Gründe für online-basierte Zustandsüberwachung

Es gibt zahlreiche Gründe, weshalb sich Unternehmen dafür entscheiden, ihre Daten nicht manuell und offline zu erfassen, sondern automatisierte Online-Überwachungs- und -Diagnosewerkzeuge für ihre vorbeugenden Wartungsprozesse einsetzen. Manuelle Diagnoserunden können sehr zeitaufwändig sein und erfordern ein wesentliches Maß an Lauf- und Vorbereitungszeit. Somit bleibt Fachleuten weniger Zeit für die Analyse der Daten und das Bewerten erforderlicher Wartungsmaßnahmen. Hinzu kommt, dass sich in vielen Branchen qualifizierte Fachkräfte für die vorbeugende Wartung und Schwingungsexperten dem Renteneintrittsalter nähern.
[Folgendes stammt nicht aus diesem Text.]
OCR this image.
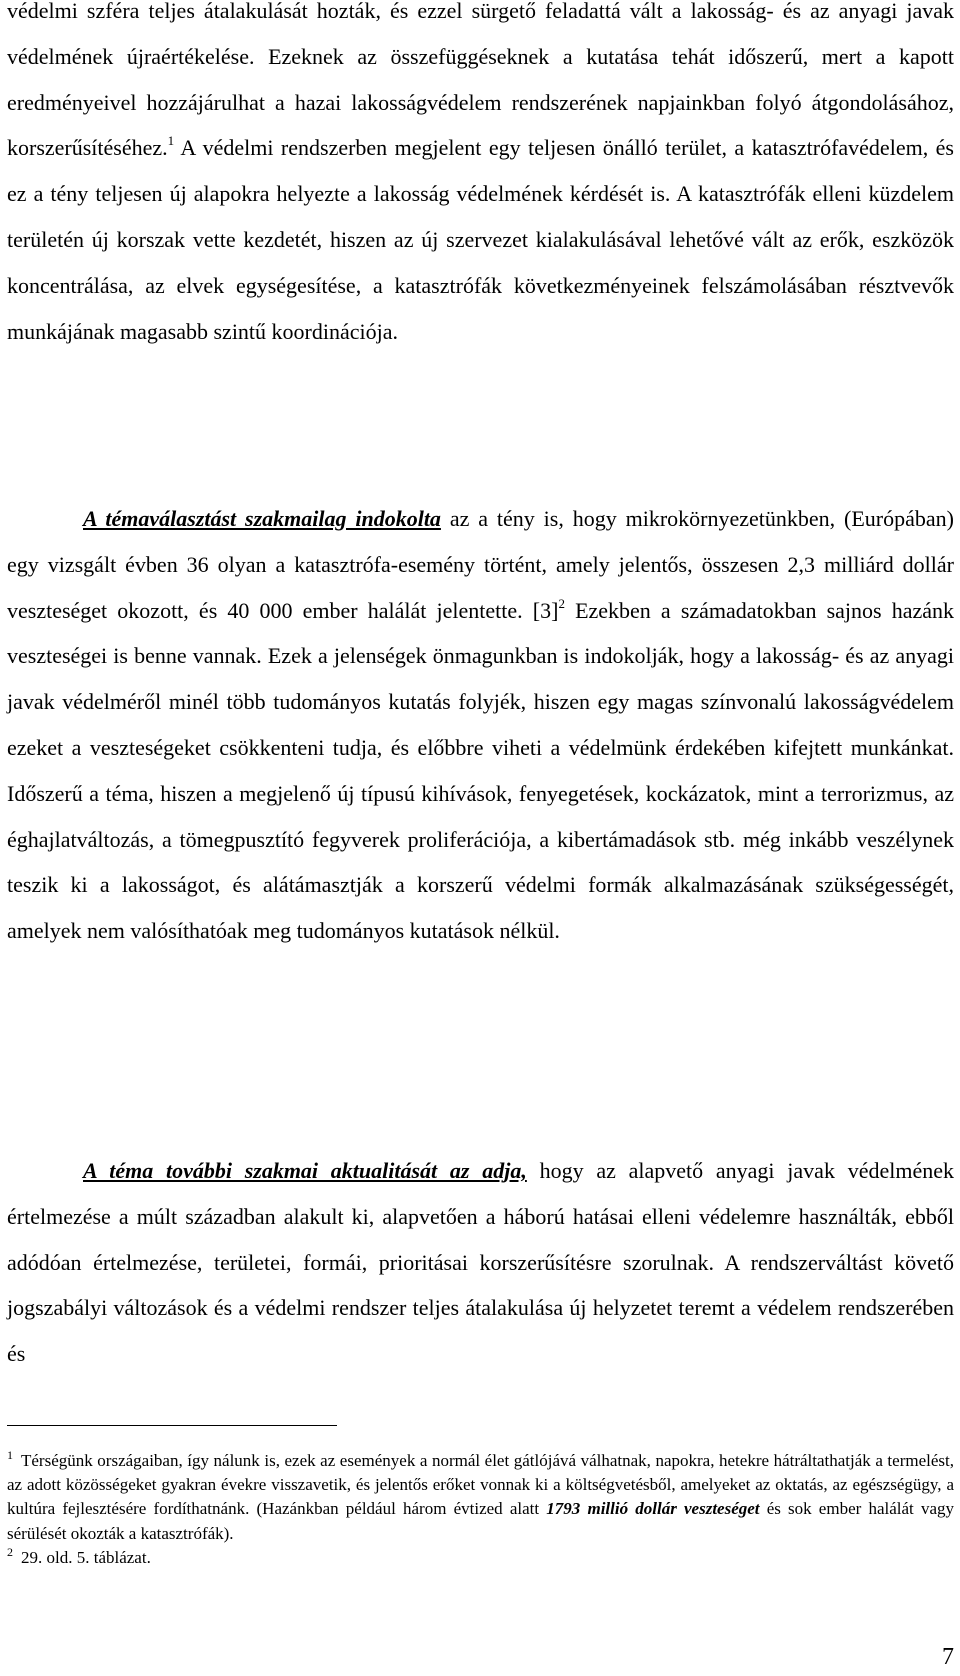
védelmi szféra teljes átalakulását hozták, és ezzel sürgető feladattá vált a lakosság- és az anyagi javak védelmének újraértékelése. Ezeknek az összefüggéseknek a kutatása tehát időszerű, mert a kapott eredményeivel hozzájárulhat a hazai lakosságvédelem rendszerének napjainkban folyó átgondolásához, korszerűsítéséhez.$^1$ A védelmi rendszerben megjelent egy teljesen önálló terület, a katasztrófavédelem, és ez a tény teljesen új alapokra helyezte a lakosság védelmének kérdését is. A katasztrófák elleni küzdelem területén új korszak vette kezdetét, hiszen az új szervezet kialakulásával lehetővé vált az erők, eszközök koncentrálása, az elvek egységesítése, a katasztrófák következményeinek felszámolásában résztvevők munkájának magasabb szintű koordinációja.

A témaválasztást szakmailag indokolta az a tény is, hogy mikrokörnyezetünkben, (Európában) egy vizsgált évben 36 olyan a katasztrófa-esemény történt, amely jelentős, összesen 2,3 milliárd dollár veszteséget okozott, és 40 000 ember halálát jelentette. $[3]^2$ Ezekben a számadatokban sajnos hazánk veszteségei is benne vannak. Ezek a jelenségek önmagunkban is indokolják, hogy a lakosság- és az anyagi javak védelméről minél több tudományos kutatás folyjék, hiszen egy magas színvonalú lakosságvédelem ezeket a veszteségeket csökkenteni tudja, és előbbre viheti a védelmünk érdekében kifejtett munkánkat. Időszerű a téma, hiszen a megjelenő új típusú kihívások, fenyegetések, kockázatok, mint a terrorizmus, az éghajlatváltozás, a tömegpusztító fegyverek proliferációja, a kibertámadások stb. még inkább veszélynek teszik ki a lakosságot, és alátámasztják a korszerű védelmi formák alkalmazásának szükségességét, amelyek nem valósíthatóak meg tudományos kutatások nélkül.

A téma további szakmai aktualitását az adja, hogy az alapvető anyagi javak védelmének értelmezése a múlt században alakult ki, alapvetően a háború hatásai elleni védelemre használták, ebből adódóan értelmezése, területei, formái, prioritásai korszerűsítésre szorulnak. A rendszerváltást követő jogszabályi változások és a védelmi rendszer teljes átalakulása új helyzetet teremt a védelem rendszerében és

$^1$ Térségünk országaiban, így nálunk is, ezek az események a normál élet gátlójává válhatnak, napokra, hetekre hátráltathatják a termelést, az adott közösségeket gyakran évekre visszavetik, és jelentős erőket vonnak ki a költségvetésből, amelyeket az oktatás, az egészségügy, a kultúra fejlesztésére fordíthatnánk. (Hazánkban például három évtized alatt 1793 millió dollár veszteséget és sok ember halálát vagy sérülését okozták a katasztrófák).

$^2$ 29. old. 5. táblázat.

7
Mithilfe von Online-Zustandsüberwachung kann sichergestellt werden, dass spezialisiertes Personal die größtmögliche Zeit auf wesentliche Aufgaben aufwendet.

Beispiel Datenlücken: Bei manuellen Runden zur Datensammlung kann das Bedienpersonal in Unternehmen üblicherweise jeweils nur – wenn überhaupt – ein paar Messergebnisse für eine Maschine pro Monat sammeln. In manchen Fällen macht Bedienpersonal, das die Datenergebnisse manuell vermerkt, dabei Fehler oder kopiert ältere Ergebnisse. Mit Online-Zustandsüberwachung können diese Fehler vermieden und Daten kontinuierlich erfasst werden. Mehr Informationen zu vergangenen Messergebnissen und zum Verhalten im Normalzustand sind verfügbar, werden Messwerte in einer einzigen Datenbank vorgehalten. Auf dieser Basis können Fehler mit größerer statistischer Wahrscheinlichkeit vorhergesagt werden. Zudem basiert die Interpretation eines Fehlers bei manueller Diagnose häufig auf den Erfahrungswerten und dem Wissen von Fachleuten. Diese Erfahrung kann sich von Mitarbeiter zu Mitarbeiter stark unterscheiden.

Beispiel eines unternehmensweiten Online-Zustandsüberwachungssystems. Bild: Signal.X Technologies

Das richtige System zur Überwachung finden

Vor der Wahl eines Zustandsüberwachungssystems ist es wichtig zu wissen, welche Maschinentypen es gibt und welche Fehlermodi überwacht werden müssen. Die Bandbreite und Vielzahl der Anlagen, die für das Erkennen der Fehler benötigt werden, bilden die Grundlage für diese Entscheidung. In vielen Fällen wird durch das Verknüpfen der Messergebnisse unterschiedlicher Sensortypen eine präzisere Diagnose möglich sein. Sind diese Kriterien erst einmal identifiziert, müssen weitere Punkte bei der Anbieterwahl beachtet werden:

Datenverwaltung und -analyse

Bei der Implementierung eines Zustandsüberwachungssystems spielen drei wichtige Faktoren bei der Technologie eine Rolle. Der erste Faktor ist die Datenverwaltung. Hierzu gehören eine geeignete Datenstruktur, Datenbanküberlegungen für eine einfache Datensuche, Alarmfunktionen und das Implementieren einer Strategie zum Umlagern älterer Daten. Ein zweiter Faktor ist die Datenanalyse, die anwendungsspezifische Algorithmen und prognostische Analysen oder Prognosen auf einer höheren Ebene umfasst. Zu ihr zählen sowohl Entscheidungen in Echtzeit als auch intelligente Embedded-Funktionen, die näher an der Sensorquelle liegen. Außerdem fallen darunter Analysen von gespeicherten Daten. Die verwendeten Daten werden auf mehreren Maschinen gesammelt und auf Servern analysiert.

Mit steigender Anzahl an Datenerfassungs- oder Überwachungssystemen werden die Datenverwaltung und -analyse zunehmend komplexer, sodass ein dritter Faktor wichtig wird: die Systemverwaltung. Das dezentrale Verwalten einer großen Anzahl von Überwachungssystemen hilft Anwendern dabei, die Zuverlässigkeit, Wartbarkeit und Verfügbarkeit der Gesamtlösung zu erhöhen. Mit der Suite NI InsightCM Enterprise können Anwender solche Aufgaben effizient durchführen. Beispielsweise können sie sich den Zustand aller Systeme anzeigen lassen, sich mit dem Netzwerk verbinden und präzise Daten erfassen, aber auch dezentral Kanäle konfigurieren und Bilder von Firmware-Anwendungen in Systeme laden. Abschließend ist zu erwähnen, dass Anwender mit dieser Softwarelösung Daten und Ergebnisse darstellen und verwalten können und so die dezentrale Verwaltung großer Überwachungssysteme vereinfacht wird.